Labour's spokesperson on financial issues on South Gloucestershire Council has shared his frustration that budget information he has requested will not be discussed by the council's Scrutiny Commission when it meets next Wednesday. Councillor Adam Monk has asked the authority's senior directors for details of their planning for the coming year's budget, but has been told to expect a composite written response rather than a discussion.

 

The questions that Councillor Monk tabled to each of the council's three service directors are:

 

"What challenges and opportunities does the provisional local government finance settlement for our council present to your directorate for the next and future financial years"

&

"In drafting your next and future financial years' budget for presentation to elected members, what proposals are being considered and what have been rejected for your directorate in relation to:

(a) Service reductions

(b) Staffing and redundancies

(c) Efficiencies

(d) Revenue maximisation

(e) Fees and charges"

 

The council budget that will be set next month is the first since the ruling Conservatives abolished the authority's decision-making committees. These committees considered their service's budgets in detail. Labour has consistently criticised the abolition of the committees and the culture of concealment in the way that the Tory council now operates.

 

Councillor Adam Monk says:

"South Gloucestershire's new decision-making system is breeding a culture of concealment where information and power sits tightly with a handful of Tory councillors. Most councillors won't have details of the budget that they will be asked to approve next month until the week beforehand, so I do not see how we can make an informed decision.

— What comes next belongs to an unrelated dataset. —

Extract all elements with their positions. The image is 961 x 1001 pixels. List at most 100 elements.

I have tabled my questions in order to get the maximum amount of information into the public domain, and to interrogate some of the assumptions and rationale being used in budget planning. It seems that even this small attempt to open the council up to scrutiny will be unsuccessful.

It makes me question the point of having this new Scrutiny Commission if it cannot interview our directors in advance of setting a budget that is bound to contain some tough decisions."